In piazza della Libertà a Roma, poco prima che scoppiasse la guerriglia urbana, a festeggiare i 119 anni della Lazio c'era anche suor Paola, la religiosa tifosissima degli aquilotti. "Vado alla festa della Lazio ogni anno. E prima di mezzanotte era tutto tranquillo, una simpatica festa colorata come ogni anno, insieme a tanti tifosi laziali - racconta all'AdnKronos la suora che da tanti anni porta il suo aiuto nelle carceri -. Se fossi rimasta oltre, sarei andata a parlare con queste persone, che certamente non sono dei tifosi perché un tifoso non si incappuccia mai, per cercare di capire il perché di queste azioni vergognose".
La suora riflette sulle conseguenze della guerriglia, pensando ai poliziotti feriti. C'è chi chiede il carcere, chi invoca il Daspo a vita per gli autori dei fatti: "Io in carcere incontro tanti detenuti, anche persone che hanno avuto il Daspo ma non è che risolva molto. E non mi trova d'accordo nemmeno l'ipotesi della chiusura degli stadi sui cori razzisti perché significherebbe punire tante famiglie e gente perbene che la domenica va allo stadio per vedere in tranquillità la squadra del cuore.
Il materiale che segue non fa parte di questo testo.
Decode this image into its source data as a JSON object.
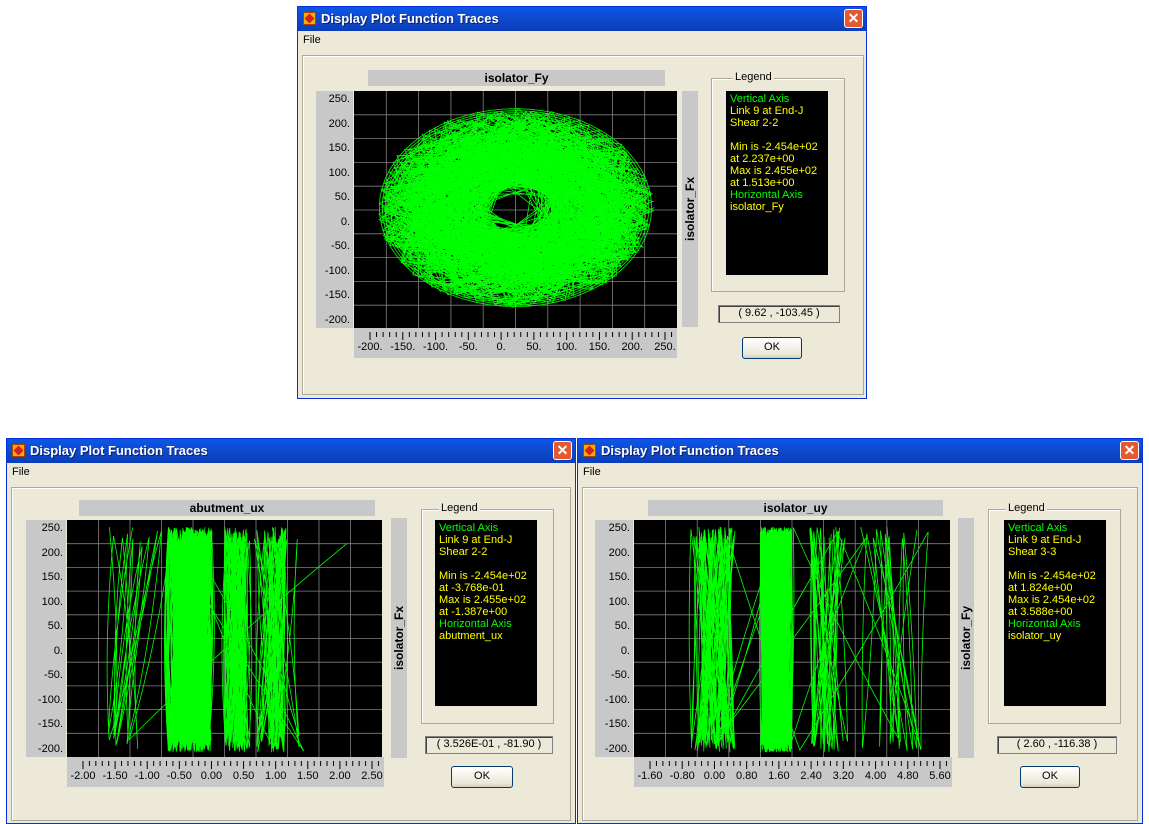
{
  "windows": [
    {
      "title": "Display Plot Function Traces",
      "menu": "File",
      "plot_title": "isolator_Fy",
      "vertical_label": "isolator_Fx",
      "y_ticks": [
        "250.",
        "200.",
        "150.",
        "100.",
        "50.",
        "0.",
        "-50.",
        "-100.",
        "-150.",
        "-200."
      ],
      "x_ticks": [
        "-200.",
        "-150.",
        "-100.",
        "-50.",
        "0.",
        "50.",
        "100.",
        "150.",
        "200.",
        "250."
      ],
      "legend": {
        "caption": "Legend",
        "vertical_axis_label": "Vertical Axis",
        "link": "Link 9 at End-J",
        "component": "Shear 2-2",
        "min": "Min is -2.454e+02",
        "min_at": "at 2.237e+00",
        "max": "Max is 2.455e+02",
        "max_at": "at 1.513e+00",
        "horizontal_axis_label": "Horizontal Axis",
        "horizontal_name": "isolator_Fy"
      },
      "coords": "( 9.62 , -103.45 )",
      "ok": "OK"
    },
    {
      "title": "Display Plot Function Traces",
      "menu": "File",
      "plot_title": "abutment_ux",
      "vertical_label": "isolator_Fx",
      "y_ticks": [
        "250.",
        "200.",
        "150.",
        "100.",
        "50.",
        "0.",
        "-50.",
        "-100.",
        "-150.",
        "-200."
      ],
      "x_ticks": [
        "-2.00",
        "-1.50",
        "-1.00",
        "-0.50",
        "0.00",
        "0.50",
        "1.00",
        "1.50",
        "2.00",
        "2.50"
      ],
      "legend": {
        "caption": "Legend",
        "vertical_axis_label": "Vertical Axis",
        "link": "Link 9 at End-J",
        "component": "Shear 2-2",
        "min": "Min is -2.454e+02",
        "min_at": "at -3.768e-01",
        "max": "Max is 2.455e+02",
        "max_at": "at -1.387e+00",
        "horizontal_axis_label": "Horizontal Axis",
        "horizontal_name": "abutment_ux"
      },
      "coords": "( 3.526E-01 , -81.90 )",
      "ok": "OK"
    },
    {
      "title": "Display Plot Function Traces",
      "menu": "File",
      "plot_title": "isolator_uy",
      "vertical_label": "isolator_Fy",
      "y_ticks": [
        "250.",
        "200.",
        "150.",
        "100.",
        "50.",
        "0.",
        "-50.",
        "-100.",
        "-150.",
        "-200."
      ],
      "x_ticks": [
        "-1.60",
        "-0.80",
        "0.00",
        "0.80",
        "1.60",
        "2.40",
        "3.20",
        "4.00",
        "4.80",
        "5.60"
      ],
      "legend": {
        "caption": "Legend",
        "vertical_axis_label": "Vertical Axis",
        "link": "Link 9 at End-J",
        "component": "Shear 3-3",
        "min": "Min is -2.454e+02",
        "min_at": "at 1.824e+00",
        "max": "Max is 2.454e+02",
        "max_at": "at 3.588e+00",
        "horizontal_axis_label": "Horizontal Axis",
        "horizontal_name": "isolator_uy"
      },
      "coords": "( 2.60 , -116.38 )",
      "ok": "OK"
    }
  ],
  "colors": {
    "trace": "#00ff00",
    "legend_text_green": "#00ff00",
    "legend_text_yellow": "#ffff00",
    "plot_background": "#000000",
    "grid": "#808080",
    "titlebar": "#0a58e8"
  }
}
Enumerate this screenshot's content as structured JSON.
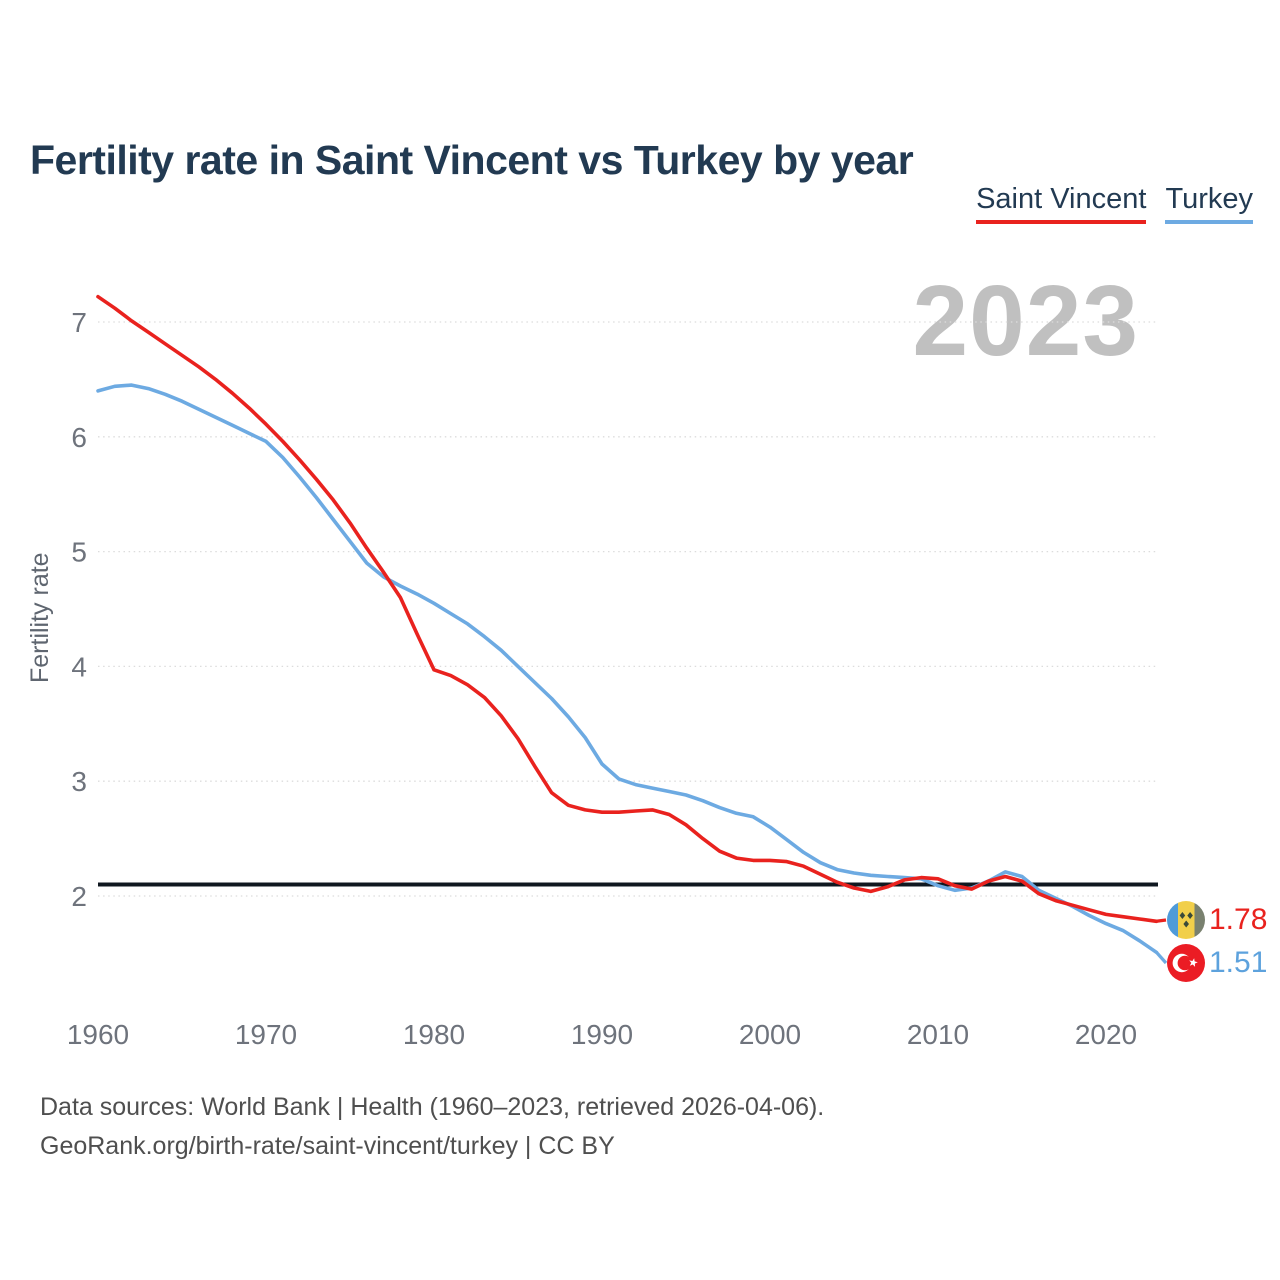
{
  "header": {
    "title": "Fertility rate in Saint Vincent vs Turkey by year"
  },
  "legend": [
    {
      "label": "Saint Vincent",
      "color": "#e9221e"
    },
    {
      "label": "Turkey",
      "color": "#6daae2"
    }
  ],
  "watermark": {
    "year": "2023"
  },
  "y_axis": {
    "label": "Fertility rate",
    "ticks": [
      7,
      6,
      5,
      4,
      3,
      2
    ]
  },
  "x_axis": {
    "ticks": [
      1960,
      1970,
      1980,
      1990,
      2000,
      2010,
      2020
    ]
  },
  "end_labels": [
    {
      "series": "Saint Vincent",
      "value": "1.78",
      "color": "#e9221e",
      "flag": "saint-vincent-flag"
    },
    {
      "series": "Turkey",
      "value": "1.51",
      "color": "#5da2dd",
      "flag": "turkey-flag"
    }
  ],
  "footer": {
    "line1": "Data sources: World Bank | Health (1960–2023, retrieved 2026-04-06).",
    "line2": "GeoRank.org/birth-rate/saint-vincent/turkey | CC BY"
  },
  "chart_data": {
    "type": "line",
    "title": "Fertility rate in Saint Vincent vs Turkey by year",
    "xlabel": "",
    "ylabel": "Fertility rate",
    "xlim": [
      1960,
      2023
    ],
    "ylim": [
      1.45,
      7.3
    ],
    "y_ticks": [
      2,
      3,
      4,
      5,
      6,
      7
    ],
    "x_ticks": [
      1960,
      1970,
      1980,
      1990,
      2000,
      2010,
      2020
    ],
    "grid": "horizontal-dotted",
    "legend_position": "top-right",
    "annotations": {
      "reference_line": 2.1,
      "watermark": "2023"
    },
    "x": [
      1960,
      1961,
      1962,
      1963,
      1964,
      1965,
      1966,
      1967,
      1968,
      1969,
      1970,
      1971,
      1972,
      1973,
      1974,
      1975,
      1976,
      1977,
      1978,
      1979,
      1980,
      1981,
      1982,
      1983,
      1984,
      1985,
      1986,
      1987,
      1988,
      1989,
      1990,
      1991,
      1992,
      1993,
      1994,
      1995,
      1996,
      1997,
      1998,
      1999,
      2000,
      2001,
      2002,
      2003,
      2004,
      2005,
      2006,
      2007,
      2008,
      2009,
      2010,
      2011,
      2012,
      2013,
      2014,
      2015,
      2016,
      2017,
      2018,
      2019,
      2020,
      2021,
      2022,
      2023
    ],
    "series": [
      {
        "name": "Saint Vincent",
        "color": "#e9221e",
        "values": [
          7.22,
          7.12,
          7.01,
          6.91,
          6.81,
          6.71,
          6.61,
          6.5,
          6.38,
          6.25,
          6.11,
          5.96,
          5.8,
          5.63,
          5.45,
          5.25,
          5.03,
          4.82,
          4.6,
          4.28,
          3.97,
          3.92,
          3.84,
          3.73,
          3.57,
          3.37,
          3.13,
          2.9,
          2.79,
          2.75,
          2.73,
          2.73,
          2.74,
          2.75,
          2.71,
          2.62,
          2.5,
          2.39,
          2.33,
          2.31,
          2.31,
          2.3,
          2.26,
          2.19,
          2.12,
          2.07,
          2.04,
          2.08,
          2.14,
          2.16,
          2.15,
          2.09,
          2.06,
          2.13,
          2.17,
          2.13,
          2.02,
          1.96,
          1.92,
          1.88,
          1.84,
          1.82,
          1.8,
          1.78
        ]
      },
      {
        "name": "Turkey",
        "color": "#6daae2",
        "values": [
          6.4,
          6.44,
          6.45,
          6.42,
          6.37,
          6.31,
          6.24,
          6.17,
          6.1,
          6.03,
          5.96,
          5.82,
          5.65,
          5.47,
          5.28,
          5.09,
          4.9,
          4.78,
          4.7,
          4.63,
          4.55,
          4.46,
          4.37,
          4.26,
          4.14,
          4.0,
          3.86,
          3.72,
          3.56,
          3.38,
          3.15,
          3.02,
          2.97,
          2.94,
          2.91,
          2.88,
          2.83,
          2.77,
          2.72,
          2.69,
          2.6,
          2.49,
          2.38,
          2.29,
          2.23,
          2.2,
          2.18,
          2.17,
          2.16,
          2.15,
          2.09,
          2.05,
          2.07,
          2.13,
          2.21,
          2.17,
          2.05,
          1.98,
          1.91,
          1.83,
          1.76,
          1.7,
          1.61,
          1.51
        ]
      }
    ]
  }
}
Ad ogni modo mi viene da pensare che anche quelli di stanotte non siano tifosi ma persone che vogliono seminare guerriglia e distruzione. Nulla a che vedere col tifo".
Secondo suor Paola, più che la repressione servirebbe una seria riflessione: "Occorre un incontro con politici, giocatori, tifosi. Un faccia a faccia per fare il punto della situazione e cercare di capire dove si sta andando. Perché un conto è lo sfottò a voce tra tifosi, al quale tante volte assisto anch'io allo stadio; altra cosa è la guerriglia urbana che nulla ha a che vedere con il tifo. Serve un'indagine seria".